13 Jun Best paying jobs in biotech and pharma? Data for median salaries at 175 companies
By Andrew Dunn on June 7th, 2023
Biopharma jobs continue to be particularly lucrative, with well over 100 life sciences companies paying their median employee more than $100,000 in 2022, according to an Endpoints News analysis.
After reviewing hundreds of regulatory filings, Endpoints compiled data from 175 pharmaceutical, biotech, and life sciences companies that disclosed their median employee compensation last year. While there are limitations in comparing figures, they give a rare look at how much companies pay workers.
Pay ranges vary widely, depending on the employer: The best-paying company on the list had a median salary of $674,500, while the bottom company paid $12,380. The mid-range was around $200,000.
High paychecks are just another indicator of the industry’s war for talent, as well as the specialized skills required for many of the jobs. Biopharma executives have highlighted the challenge of bringing in and keeping talented workers. The number of life sciences researchers grew by 3.1% last year, outpacing US job growth of 2.2%, according to a June 6 report by the commercial real estate business CBRE Group. Demand for life sciences workers is also higher than pre-pandemic levels, the report found.
The pay data suggest the coastal hubs of the industry are the front lines of the talent war: 24 of the 27 companies reporting median pay over $300,000 are headquartered in California, Massachusetts, or New York. Nearly all of those were in the Boston, San Francisco and San Diego regions.
The top-paying biotechs also tend to have smaller, highly specialized teams. Among the top 10 companies, for instance, three specialize in neurology (Anavex Life Sciences, Prothena, and Karuna Therapeutics) and two are focused on the liver disease NASH (Akero Therapeutics and Madrigal Pharmaceuticals). Twenty-six of the 27 companies reporting pay over $300,000 also had fewer than 1,000 employees
The high pay figures, however, could also hide a shift in how pay is broken down at many biotechs. DeeDee DeMan, the CEO of the life-sciences advisory firm Bench International, says pay has become a particularly sensitive topic for companies given the market downturn.
“Companies are trying to save every dollar they can to make it through to the other side,” DeMan told Endpoints, adding that the big sign-on bonuses that were common a couple years ago for new hires aren’t happening now.

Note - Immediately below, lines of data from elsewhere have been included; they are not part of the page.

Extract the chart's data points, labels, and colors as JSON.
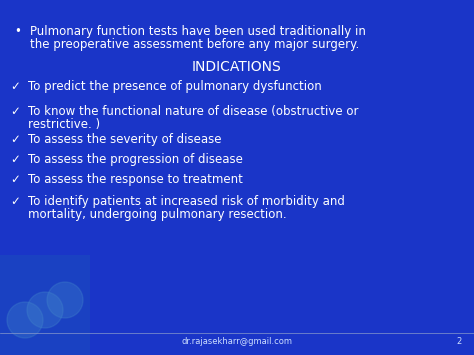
{
  "bg_color": "#1a35c8",
  "text_color": "#ffffff",
  "footer_color": "#ccddff",
  "bullet_char": "•",
  "bullet_text_line1": "Pulmonary function tests have been used traditionally in",
  "bullet_text_line2": "the preoperative assessment before any major surgery.",
  "section_title": "INDICATIONS",
  "check_mark": "✓",
  "check_items": [
    "To predict the presence of pulmonary dysfunction",
    "To know the functional nature of disease (obstructive or",
    "    restrictive. )",
    "To assess the severity of disease",
    "To assess the progression of disease",
    "To assess the response to treatment",
    "To identify patients at increased risk of morbidity and",
    "mortality, undergoing pulmonary resection."
  ],
  "check_items_structured": [
    {
      "lines": [
        "To predict the presence of pulmonary dysfunction"
      ],
      "indent2": false
    },
    {
      "lines": [
        "To know the functional nature of disease (obstructive or",
        "restrictive. )"
      ],
      "indent2": true
    },
    {
      "lines": [
        "To assess the severity of disease"
      ],
      "indent2": false
    },
    {
      "lines": [
        "To assess the progression of disease"
      ],
      "indent2": false
    },
    {
      "lines": [
        "To assess the response to treatment"
      ],
      "indent2": false
    },
    {
      "lines": [
        "To identify patients at increased risk of morbidity and",
        "mortality, undergoing pulmonary resection."
      ],
      "indent2": true
    }
  ],
  "footer_email": "dr.rajasekharr@gmail.com",
  "footer_page": "2",
  "bullet_fontsize": 8.5,
  "title_fontsize": 10.0,
  "check_fontsize": 8.5,
  "footer_fontsize": 6.0,
  "lung_color": "#1a50bb"
}
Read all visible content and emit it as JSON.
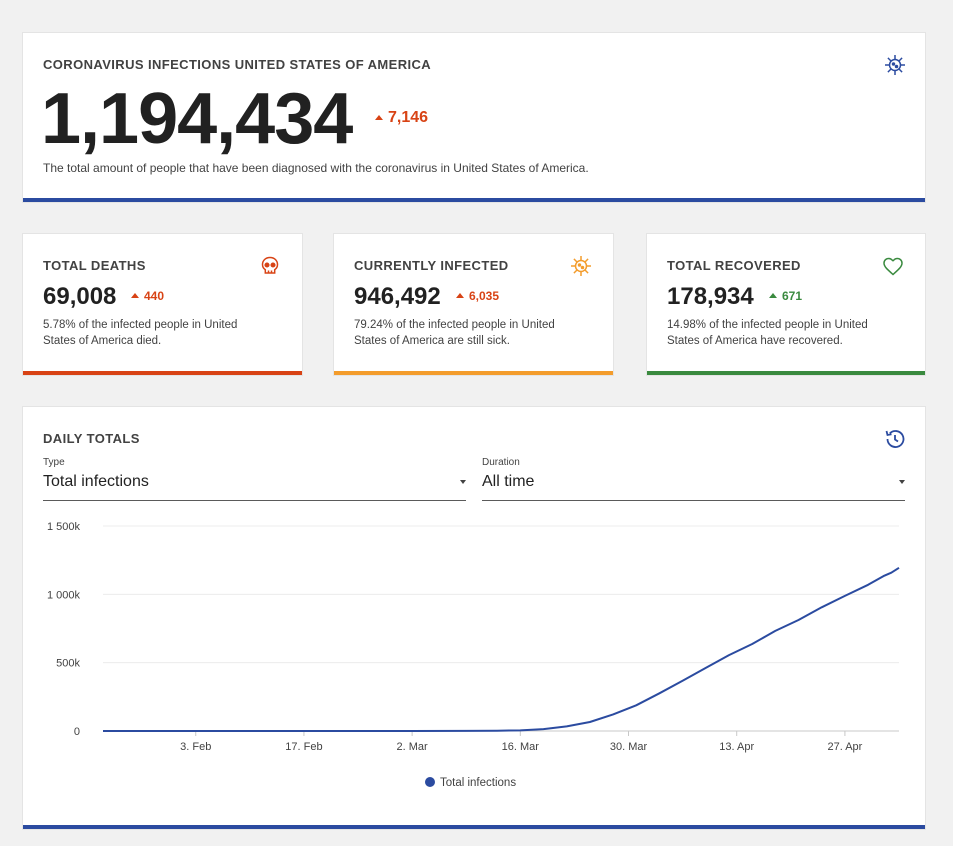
{
  "main": {
    "title": "CORONAVIRUS INFECTIONS UNITED STATES OF AMERICA",
    "total": "1,194,434",
    "delta": "7,146",
    "description": "The total amount of people that have been diagnosed with the coronavirus in United States of America.",
    "icon": "virus-icon",
    "accent": "#2b4ba0"
  },
  "stats": [
    {
      "title": "TOTAL DEATHS",
      "value": "69,008",
      "delta": "440",
      "description": "5.78% of the infected people in United States of America died.",
      "icon": "skull-icon",
      "accent": "#d84315"
    },
    {
      "title": "CURRENTLY INFECTED",
      "value": "946,492",
      "delta": "6,035",
      "description": "79.24% of the infected people in United States of America are still sick.",
      "icon": "virus-icon",
      "accent": "#f39c2c"
    },
    {
      "title": "TOTAL RECOVERED",
      "value": "178,934",
      "delta": "671",
      "description": "14.98% of the infected people in United States of America have recovered.",
      "icon": "heart-icon",
      "accent": "#3a8a3f"
    }
  ],
  "daily": {
    "title": "DAILY TOTALS",
    "icon": "history-icon",
    "type_label": "Type",
    "type_value": "Total infections",
    "duration_label": "Duration",
    "duration_value": "All time"
  },
  "chart_data": {
    "type": "line",
    "title": "DAILY TOTALS",
    "xlabel": "",
    "ylabel": "",
    "x_ticks": [
      "3. Feb",
      "17. Feb",
      "2. Mar",
      "16. Mar",
      "30. Mar",
      "13. Apr",
      "27. Apr"
    ],
    "y_ticks": [
      "0",
      "500k",
      "1 000k",
      "1 500k"
    ],
    "ylim": [
      0,
      1500000
    ],
    "xlim": [
      "2020-01-22",
      "2020-05-04"
    ],
    "grid": true,
    "legend": "bottom-center",
    "series": [
      {
        "name": "Total infections",
        "color": "#2b4ba0",
        "points": [
          [
            "2020-01-22",
            1
          ],
          [
            "2020-02-03",
            11
          ],
          [
            "2020-02-17",
            15
          ],
          [
            "2020-03-02",
            100
          ],
          [
            "2020-03-09",
            600
          ],
          [
            "2020-03-13",
            2200
          ],
          [
            "2020-03-16",
            4600
          ],
          [
            "2020-03-19",
            13700
          ],
          [
            "2020-03-22",
            33300
          ],
          [
            "2020-03-25",
            65800
          ],
          [
            "2020-03-28",
            121500
          ],
          [
            "2020-03-31",
            188200
          ],
          [
            "2020-04-03",
            275600
          ],
          [
            "2020-04-06",
            367000
          ],
          [
            "2020-04-09",
            461400
          ],
          [
            "2020-04-12",
            555300
          ],
          [
            "2020-04-15",
            636300
          ],
          [
            "2020-04-18",
            732200
          ],
          [
            "2020-04-21",
            811900
          ],
          [
            "2020-04-24",
            905300
          ],
          [
            "2020-04-27",
            988200
          ],
          [
            "2020-04-30",
            1069400
          ],
          [
            "2020-05-02",
            1133100
          ],
          [
            "2020-05-03",
            1158000
          ],
          [
            "2020-05-04",
            1194434
          ]
        ]
      }
    ]
  }
}
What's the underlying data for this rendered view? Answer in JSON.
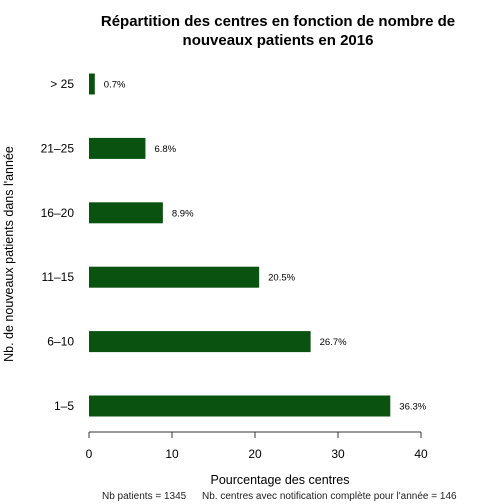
{
  "chart_data": {
    "type": "bar",
    "orientation": "horizontal",
    "title": "Répartition des centres en fonction de nombre de nouveaux patients en 2016",
    "title_lines": [
      "Répartition des centres en fonction de nombre de",
      "nouveaux patients en 2016"
    ],
    "xlabel": "Pourcentage des centres",
    "ylabel": "Nb. de nouveaux patients dans l'année",
    "categories": [
      "> 25",
      "21–25",
      "16–20",
      "11–15",
      "6–10",
      "1–5"
    ],
    "values": [
      0.7,
      6.8,
      8.9,
      20.5,
      26.7,
      36.3
    ],
    "data_labels": [
      "0.7%",
      "6.8%",
      "8.9%",
      "20.5%",
      "26.7%",
      "36.3%"
    ],
    "xlim": [
      0,
      40
    ],
    "xticks": [
      0,
      10,
      20,
      30,
      40
    ],
    "grid": false,
    "bar_color": "#0a5210"
  },
  "footer": {
    "nb_patients": "Nb patients =  1345",
    "nb_centres": "Nb. centres avec notification complète pour l'année =  146"
  }
}
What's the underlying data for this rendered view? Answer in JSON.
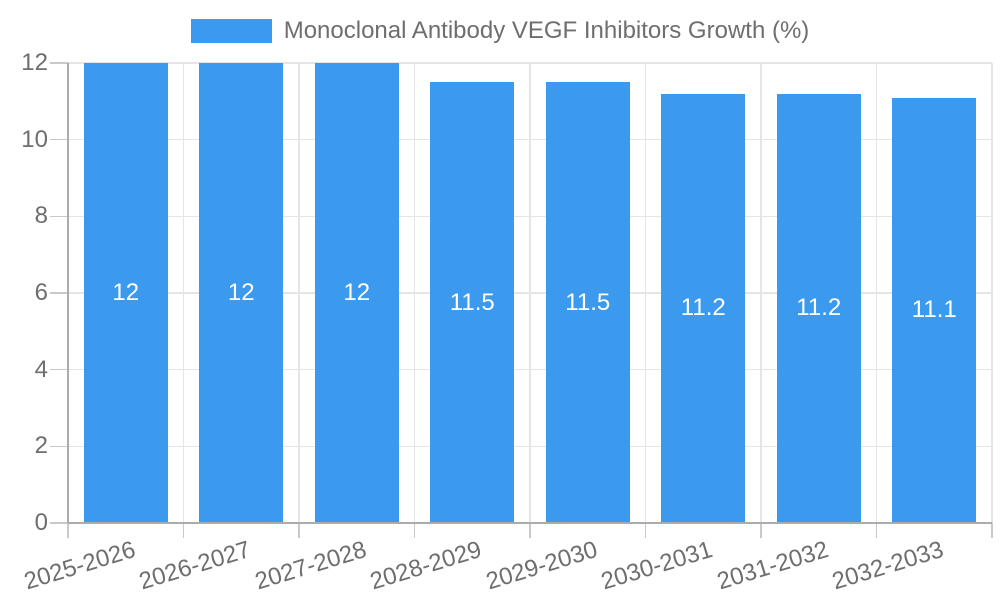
{
  "legend": {
    "label": "Monoclonal Antibody VEGF Inhibitors Growth (%)"
  },
  "chart_data": {
    "type": "bar",
    "title": "",
    "categories": [
      "2025-2026",
      "2026-2027",
      "2027-2028",
      "2028-2029",
      "2029-2030",
      "2030-2031",
      "2031-2032",
      "2032-2033"
    ],
    "series": [
      {
        "name": "Monoclonal Antibody VEGF Inhibitors Growth (%)",
        "color": "#3b99ee",
        "values": [
          12,
          12,
          12,
          11.5,
          11.5,
          11.2,
          11.2,
          11.1
        ]
      }
    ],
    "value_labels": [
      "12",
      "12",
      "12",
      "11.5",
      "11.5",
      "11.2",
      "11.2",
      "11.1"
    ],
    "xlabel": "",
    "ylabel": "",
    "ylim": [
      0,
      12
    ],
    "y_ticks": [
      0,
      2,
      4,
      6,
      8,
      10,
      12
    ],
    "grid": true,
    "legend_position": "top",
    "x_tick_rotation_deg": -17,
    "colors": {
      "bar": "#3b99ee",
      "grid_line": "#e5e5e5",
      "axis_line": "#ababab",
      "tick_mark": "#c9c9c9",
      "tick_text": "#6e6e6e",
      "bar_label_text": "#ffffff",
      "background": "#ffffff"
    }
  }
}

Many biopharmas are offering more equity “to save cash that they need to get through to 2025 and beyond,” DeMan said.
Click the following link to read the “Endpoints’ Median Employee Pay Tracker”:
A note on methodology:
Companies are not required to provide a breakdown of median employee pay. Many companies are exempt from the disclosure to start, such as privately held companies, foreign-filing companies, and smaller startups. Endpoints also added a few large European drugmakers that disclose typical employee pay with slightly different calculations. Sanofi, for instance, only considered full-time workers in its analysis, while Argenx excluded equity from its pay figure. To be sure, the proxy figures aren’t an apples-to-apples comparison: The Securities and Exchange Commission allows companies to use a range of methodologies to reach that number, and nearly every company warns in its filing that it shouldn’t be compared with peers. Despite those limitations, the data provide an annual peek behind the closely-guarded pay curtain at businesses both large and small. The searchable table also includes market capitalization figures from Google Finance, updated on June 6, and headcount figures from the financial research firm AlphaSense/Sentieo.